Investment in coal-fired power would be electoral poison in urban Liberal Party-held electorates in southern states, where voters are demanding stronger action on climate change.
Mr Joyce angrily rejected suggestions he was harming the Liberal Party's chances at the election in May by calling for more coal, arguing he was standing up for Nationals voters.
"We are not married to the Liberal Party," he said.
"If we're going to agree with everything they say, we should join the Liberal Party."
Mr McCormack, who is under internal pressure to take stronger action on energy policy, made some extraordinary claims of his own on Sunday as he railed against renewables and climate change action.
He argued pensioners would be "shivering all winter" and "melting all summer" if Labor wins the election and legislates a 45 per cent emissions reduction target. "I mean sure, go down that path, but forget night footy, forget night cricket," he said.
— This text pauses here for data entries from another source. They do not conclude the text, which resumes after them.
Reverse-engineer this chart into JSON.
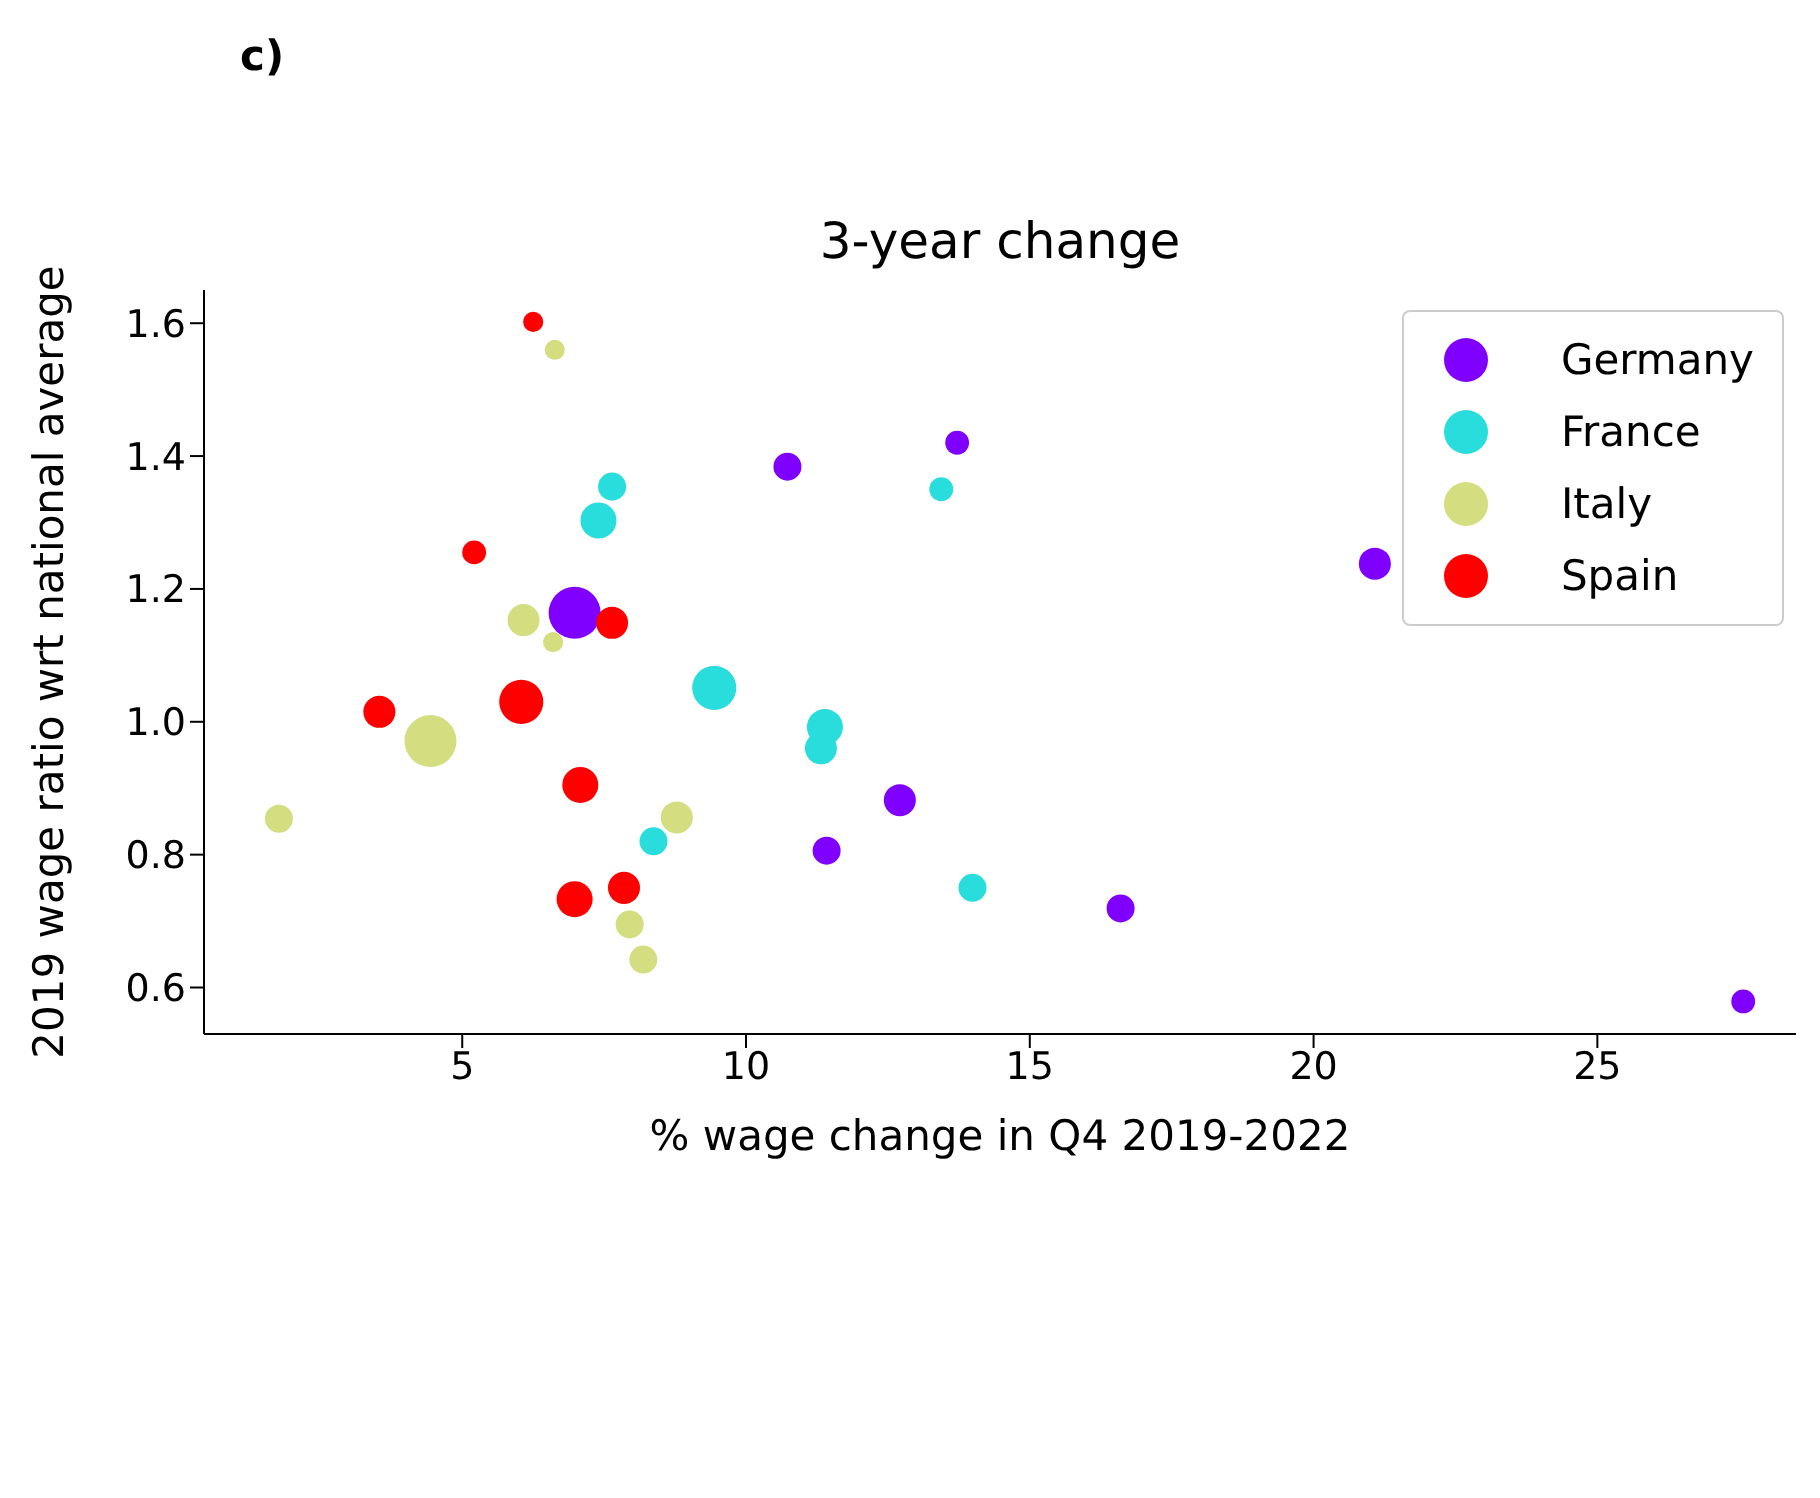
{
  "chart_data": {
    "type": "bubble",
    "title": "3-year change",
    "xlabel": "% wage change in Q4 2019-2022",
    "ylabel": "2019 wage ratio wrt national average",
    "annotations": [
      "c)"
    ],
    "xlim": [
      0.45,
      28.5
    ],
    "ylim": [
      0.53,
      1.65
    ],
    "xticks": [
      5,
      10,
      15,
      20,
      25
    ],
    "yticks": [
      0.6,
      0.8,
      {
        "value": 1,
        "label": "1.0"
      },
      1.2,
      1.4,
      1.6
    ],
    "legend": "top right",
    "marker": "circle",
    "series": [
      {
        "name": "Germany",
        "color": "#8000ff",
        "x": [
          6.98,
          10.73,
          13.72,
          21.08,
          12.71,
          11.42,
          16.6,
          27.57
        ],
        "values": [
          1.164,
          1.384,
          1.42,
          1.238,
          0.882,
          0.806,
          0.719,
          0.579
        ],
        "sizes": [
          1,
          0.29,
          0.21,
          0.38,
          0.38,
          0.29,
          0.29,
          0.21
        ]
      },
      {
        "name": "France",
        "color": "#2adddd",
        "x": [
          7.64,
          7.4,
          13.44,
          9.44,
          11.39,
          11.32,
          8.37,
          13.99
        ],
        "values": [
          1.354,
          1.303,
          1.35,
          1.051,
          0.992,
          0.96,
          0.82,
          0.75
        ],
        "sizes": [
          0.29,
          0.48,
          0.21,
          0.72,
          0.48,
          0.38,
          0.29,
          0.29
        ]
      },
      {
        "name": "Italy",
        "color": "#d4dd80",
        "x": [
          6.63,
          6.08,
          6.6,
          4.44,
          1.77,
          8.78,
          7.95,
          8.19
        ],
        "values": [
          1.56,
          1.153,
          1.12,
          0.971,
          0.854,
          0.856,
          0.695,
          0.642
        ],
        "sizes": [
          0.15,
          0.38,
          0.15,
          1,
          0.29,
          0.38,
          0.29,
          0.29
        ]
      },
      {
        "name": "Spain",
        "color": "#ff0000",
        "x": [
          6.25,
          5.21,
          7.64,
          6.04,
          3.54,
          7.08,
          6.98,
          7.85
        ],
        "values": [
          1.602,
          1.255,
          1.149,
          1.03,
          1.015,
          0.905,
          0.733,
          0.75
        ],
        "sizes": [
          0.15,
          0.21,
          0.38,
          0.72,
          0.38,
          0.48,
          0.48,
          0.38
        ]
      }
    ]
  }
}
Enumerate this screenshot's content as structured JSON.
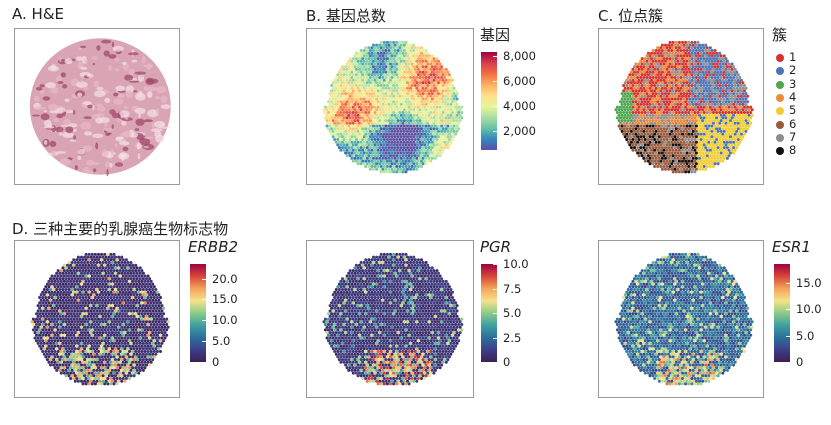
{
  "labels": {
    "a": "A. H&E",
    "b": "B. 基因总数",
    "c": "C. 位点簇",
    "d": "D. 三种主要的乳腺癌生物标志物"
  },
  "chart_data": [
    {
      "type": "heatmap",
      "id": "b",
      "title": "B. 基因总数",
      "colorbar_title": "基因",
      "ticks": [
        "8,000",
        "6,000",
        "4,000",
        "2,000"
      ],
      "tick_values": [
        8000,
        6000,
        4000,
        2000
      ],
      "range": [
        500,
        8300
      ],
      "colors": [
        "#9e0142",
        "#d53e4f",
        "#f46d43",
        "#fdae61",
        "#fee08b",
        "#e6f598",
        "#abdda4",
        "#66c2a5",
        "#3288bd",
        "#5e4fa2"
      ]
    },
    {
      "type": "scatter",
      "id": "c",
      "title": "C. 位点簇",
      "legend_title": "簇",
      "clusters": [
        {
          "name": "1",
          "color": "#d7312f"
        },
        {
          "name": "2",
          "color": "#4a73b8"
        },
        {
          "name": "3",
          "color": "#4ea74d"
        },
        {
          "name": "4",
          "color": "#ee8a38"
        },
        {
          "name": "5",
          "color": "#f2cc33"
        },
        {
          "name": "6",
          "color": "#9a5a3c"
        },
        {
          "name": "7",
          "color": "#8e8e8e"
        },
        {
          "name": "8",
          "color": "#111111"
        }
      ]
    },
    {
      "type": "heatmap",
      "id": "erbb2",
      "colorbar_title": "ERBB2",
      "ticks": [
        "20.0",
        "15.0",
        "10.0",
        "5.0",
        "0"
      ],
      "tick_values": [
        20,
        15,
        10,
        5,
        0
      ],
      "range": [
        0,
        23.5
      ]
    },
    {
      "type": "heatmap",
      "id": "pgr",
      "colorbar_title": "PGR",
      "ticks": [
        "10.0",
        "7.5",
        "5.0",
        "2.5",
        "0"
      ],
      "tick_values": [
        10,
        7.5,
        5,
        2.5,
        0
      ],
      "range": [
        0,
        10
      ]
    },
    {
      "type": "heatmap",
      "id": "esr1",
      "colorbar_title": "ESR1",
      "ticks": [
        "15.0",
        "10.0",
        "5.0",
        "0"
      ],
      "tick_values": [
        15,
        10,
        5,
        0
      ],
      "range": [
        0,
        18.5
      ]
    }
  ],
  "he_colors": {
    "tissue": "#d9a5b5",
    "stroma": "#e8b8c4",
    "dark": "#a04a6e",
    "background": "#ffffff"
  }
}
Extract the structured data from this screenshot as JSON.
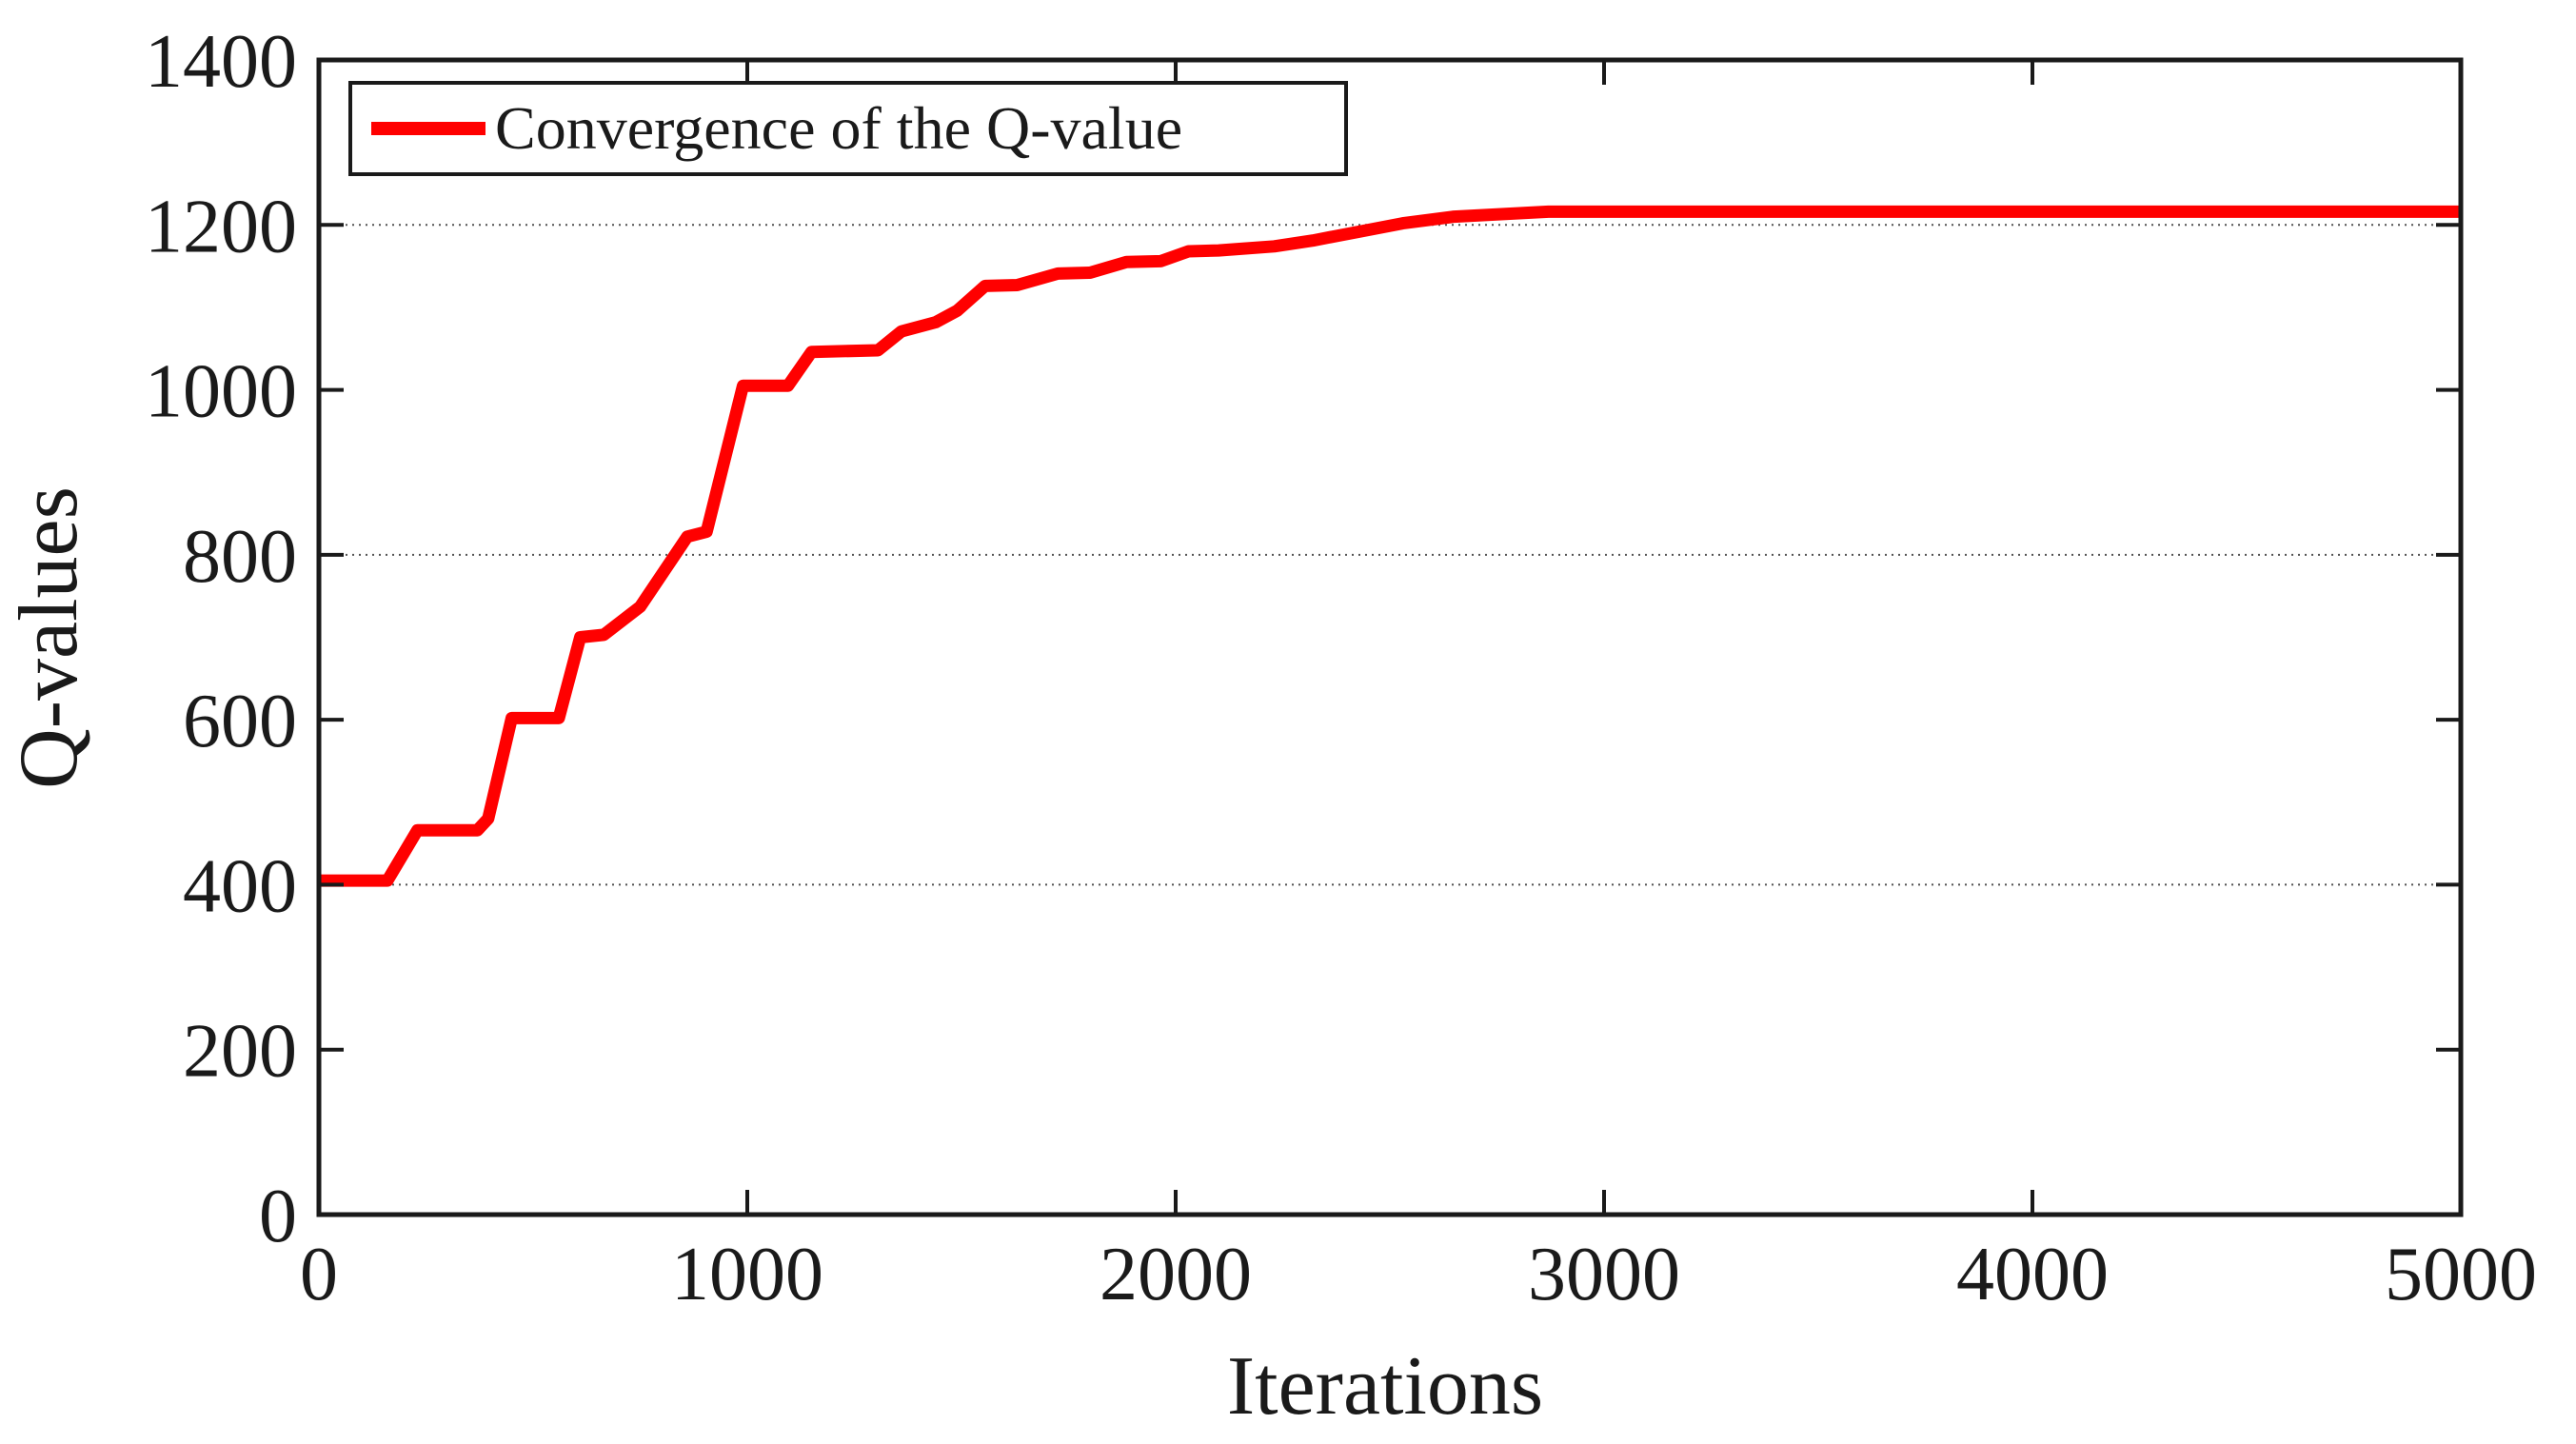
{
  "figure": {
    "xlabel": "Iterations",
    "ylabel": "Q-values",
    "legend_label": "Convergence of the Q-value"
  },
  "colors": {
    "line": "#ff0000",
    "axis": "#1a1a1a",
    "grid": "#1a1a1a",
    "background": "#ffffff"
  },
  "chart_data": {
    "type": "line",
    "title": "",
    "xlabel": "Iterations",
    "ylabel": "Q-values",
    "xlim": [
      0,
      5000
    ],
    "ylim": [
      0,
      1400
    ],
    "x_ticks": [
      0,
      1000,
      2000,
      3000,
      4000,
      5000
    ],
    "y_ticks": [
      0,
      200,
      400,
      600,
      800,
      1000,
      1200,
      1400
    ],
    "gridlines_y": [
      400,
      800,
      1200
    ],
    "grid_style": "dotted",
    "legend_position": "top-left",
    "converged_value": 1216,
    "series": [
      {
        "name": "Convergence of the Q-value",
        "color": "#ff0000",
        "x": [
          0,
          160,
          230,
          370,
          395,
          450,
          560,
          610,
          665,
          750,
          860,
          905,
          990,
          1095,
          1150,
          1305,
          1360,
          1440,
          1490,
          1555,
          1630,
          1725,
          1800,
          1885,
          1965,
          2030,
          2100,
          2230,
          2320,
          2430,
          2530,
          2650,
          2870,
          5000
        ],
        "y": [
          405,
          405,
          466,
          466,
          480,
          602,
          602,
          700,
          703,
          737,
          822,
          828,
          1005,
          1005,
          1046,
          1048,
          1071,
          1082,
          1096,
          1126,
          1127,
          1141,
          1142,
          1155,
          1156,
          1168,
          1169,
          1174,
          1181,
          1192,
          1202,
          1210,
          1216,
          1216
        ]
      }
    ]
  }
}
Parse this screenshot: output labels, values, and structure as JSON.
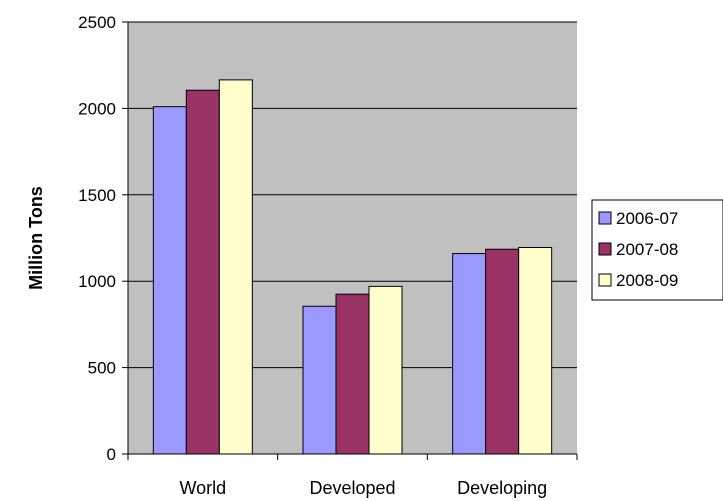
{
  "chart_data": {
    "type": "bar",
    "categories": [
      "World",
      "Developed",
      "Developing"
    ],
    "series": [
      {
        "name": "2006-07",
        "values": [
          2010,
          855,
          1160
        ],
        "color": "#9999ff"
      },
      {
        "name": "2007-08",
        "values": [
          2105,
          925,
          1185
        ],
        "color": "#993366"
      },
      {
        "name": "2008-09",
        "values": [
          2165,
          970,
          1195
        ],
        "color": "#ffffcc"
      }
    ],
    "title": "",
    "xlabel": "",
    "ylabel": "Million Tons",
    "ylim": [
      0,
      2500
    ],
    "yticks": [
      "0",
      "500",
      "1000",
      "1500",
      "2000",
      "2500"
    ],
    "grid": true,
    "plot_background": "#c0c0c0",
    "legend_position": "right"
  }
}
"You'll have pensioners turning off their power because they won't be able to afford it, and they'll be shivering all winter, and they'll be melting all summer."
As the debate on coal rages on, new research from the Australian National University has found National Party-held electorates are the most vulnerable to climate change.
The six Queensland Nationals are also demanding the Morrison government put its "big stick" energy bill to a vote during budget week.
However, Queensland Liberal National Party leader Deb Freckleton has slapped down her federal colleagues, arguing the shelved divestiture laws are not the answer to the state's power bill woes.